Origine de la Covid-19 : l’hypothèse de l’accident de laboratoire doit-elle être étudiée d’un point de vue scientifique ?

Origine de la Covid-19 : l’hypothèse de l’accident de laboratoire doit-elle être étudiée d’un point de vue scientifique ?

L'origine exacte du SARS-CoV-2 reste encore inconnue.

On sait que la séquence de ce virus est proche des coronavirus de chauves-souris. Mais on ne sait pas comment ce virus est arrivé à Wuhan, comment il a évolué pour contaminer des êtres humains, dans quelles conditions il a infecté les premiers malades et s'il y a eu une contribution humaine à chacune de ces étapes.
Pour l'instant le scénario zoologique n'a pas été validé (ni invalidé) malgré 80 000 échantillons d'animaux prélevés et une trentaine d'espèces testées.

Le fait que l'épidémie ait commencé à côté de l’institut de virologie de Wuhan, a nourri une autre hypothèse : celle de l’accident de laboratoire. D'autant que cet institut est spécialisé dans l’étude des coronavirus ayant un potentiel épidémique chez l’être humain et il a été établi qu'il manipulait des virus proches du SARS_CoV-2. L'hypothèse a été peu considérée car elle émanait de groupes sujets à caution. Pourtant elle aurait mérité d'être examinée à la lumière des arguments scientifiques avancés. Le 13 mai dernier, une tribune dans ce sens d'une vingtaine de scientifiques a été publiée dans la revue Science.

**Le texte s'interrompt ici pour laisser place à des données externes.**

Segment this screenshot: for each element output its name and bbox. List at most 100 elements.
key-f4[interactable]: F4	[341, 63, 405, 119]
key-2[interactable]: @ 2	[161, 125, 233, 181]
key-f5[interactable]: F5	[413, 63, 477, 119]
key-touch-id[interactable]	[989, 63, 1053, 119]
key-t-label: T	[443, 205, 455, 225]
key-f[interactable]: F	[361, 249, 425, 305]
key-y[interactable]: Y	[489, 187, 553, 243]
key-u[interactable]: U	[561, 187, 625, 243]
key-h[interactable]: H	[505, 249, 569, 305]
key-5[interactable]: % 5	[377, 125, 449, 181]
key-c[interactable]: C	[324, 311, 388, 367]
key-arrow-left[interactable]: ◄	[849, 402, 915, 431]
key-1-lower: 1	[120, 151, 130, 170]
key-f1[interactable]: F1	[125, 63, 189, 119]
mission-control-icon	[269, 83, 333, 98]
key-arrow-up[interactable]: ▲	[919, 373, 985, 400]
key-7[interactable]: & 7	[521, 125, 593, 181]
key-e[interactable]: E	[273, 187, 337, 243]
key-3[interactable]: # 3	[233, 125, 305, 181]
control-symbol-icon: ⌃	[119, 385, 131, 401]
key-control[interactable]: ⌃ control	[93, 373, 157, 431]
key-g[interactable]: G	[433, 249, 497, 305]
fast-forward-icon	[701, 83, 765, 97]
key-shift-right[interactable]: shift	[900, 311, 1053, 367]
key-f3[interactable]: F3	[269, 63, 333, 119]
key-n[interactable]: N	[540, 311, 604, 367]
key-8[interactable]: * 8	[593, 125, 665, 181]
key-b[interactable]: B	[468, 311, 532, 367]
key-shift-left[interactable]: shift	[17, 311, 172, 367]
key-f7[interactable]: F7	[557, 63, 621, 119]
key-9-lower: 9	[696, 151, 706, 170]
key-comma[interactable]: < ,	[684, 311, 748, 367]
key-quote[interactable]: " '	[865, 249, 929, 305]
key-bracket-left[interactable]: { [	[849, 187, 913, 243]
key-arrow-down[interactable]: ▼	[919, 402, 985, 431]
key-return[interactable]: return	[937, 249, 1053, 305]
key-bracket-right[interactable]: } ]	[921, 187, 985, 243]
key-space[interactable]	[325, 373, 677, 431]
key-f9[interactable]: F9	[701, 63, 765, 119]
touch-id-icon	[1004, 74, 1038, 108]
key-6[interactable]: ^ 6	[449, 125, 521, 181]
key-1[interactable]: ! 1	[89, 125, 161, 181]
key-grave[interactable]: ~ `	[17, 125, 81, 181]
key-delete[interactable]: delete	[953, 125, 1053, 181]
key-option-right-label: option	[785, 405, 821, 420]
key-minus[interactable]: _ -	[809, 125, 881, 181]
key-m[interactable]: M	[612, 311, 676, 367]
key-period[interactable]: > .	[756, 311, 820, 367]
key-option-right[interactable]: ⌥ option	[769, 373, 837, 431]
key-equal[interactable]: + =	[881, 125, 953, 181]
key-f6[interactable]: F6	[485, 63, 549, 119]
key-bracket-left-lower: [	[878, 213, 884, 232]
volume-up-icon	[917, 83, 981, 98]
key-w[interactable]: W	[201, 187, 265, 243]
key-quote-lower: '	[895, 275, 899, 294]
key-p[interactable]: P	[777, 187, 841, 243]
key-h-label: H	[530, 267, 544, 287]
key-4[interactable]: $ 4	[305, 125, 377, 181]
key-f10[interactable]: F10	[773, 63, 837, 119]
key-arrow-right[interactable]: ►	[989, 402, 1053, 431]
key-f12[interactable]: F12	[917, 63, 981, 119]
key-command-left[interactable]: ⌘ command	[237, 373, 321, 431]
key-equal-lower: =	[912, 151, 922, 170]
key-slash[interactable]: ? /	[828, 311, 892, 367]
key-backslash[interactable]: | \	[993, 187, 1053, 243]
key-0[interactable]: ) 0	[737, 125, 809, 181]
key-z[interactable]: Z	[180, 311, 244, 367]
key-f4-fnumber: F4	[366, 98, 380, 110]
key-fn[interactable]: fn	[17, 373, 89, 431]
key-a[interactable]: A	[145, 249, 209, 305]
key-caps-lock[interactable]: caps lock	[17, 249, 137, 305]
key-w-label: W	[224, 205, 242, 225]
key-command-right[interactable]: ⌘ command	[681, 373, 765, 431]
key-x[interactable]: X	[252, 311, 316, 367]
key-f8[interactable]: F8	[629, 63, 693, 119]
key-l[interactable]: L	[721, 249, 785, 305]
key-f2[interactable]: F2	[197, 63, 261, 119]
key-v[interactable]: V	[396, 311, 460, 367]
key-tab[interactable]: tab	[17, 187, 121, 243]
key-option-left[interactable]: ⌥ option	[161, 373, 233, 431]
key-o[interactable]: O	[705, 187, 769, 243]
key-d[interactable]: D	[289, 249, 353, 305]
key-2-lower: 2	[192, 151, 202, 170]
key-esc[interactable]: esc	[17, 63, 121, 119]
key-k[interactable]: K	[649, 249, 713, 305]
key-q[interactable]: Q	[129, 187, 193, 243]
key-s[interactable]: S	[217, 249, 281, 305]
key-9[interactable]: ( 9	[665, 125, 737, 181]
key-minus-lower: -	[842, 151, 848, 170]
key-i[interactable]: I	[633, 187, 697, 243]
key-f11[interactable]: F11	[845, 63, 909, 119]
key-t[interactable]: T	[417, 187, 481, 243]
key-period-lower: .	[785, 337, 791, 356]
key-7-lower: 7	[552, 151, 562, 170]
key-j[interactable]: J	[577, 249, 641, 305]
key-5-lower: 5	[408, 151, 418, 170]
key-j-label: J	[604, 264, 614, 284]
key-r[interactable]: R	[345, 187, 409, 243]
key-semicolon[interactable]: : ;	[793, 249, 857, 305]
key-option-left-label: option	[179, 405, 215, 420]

Pour mener l'enquête, il faudrait avoir accès aux bases de données de séquences ainsi qu’aux différentes ressources utilisées par les chercheurs chinois (dont les cahiers de laboratoire, les projets déposés, les manuscrits scientifiques en préparation et soumis, les séquences virales, la liste des commandes et les analyses biologiques des expérimentateurs). Or les bases de données ont été rendues inaccessibles dès septembre 2019.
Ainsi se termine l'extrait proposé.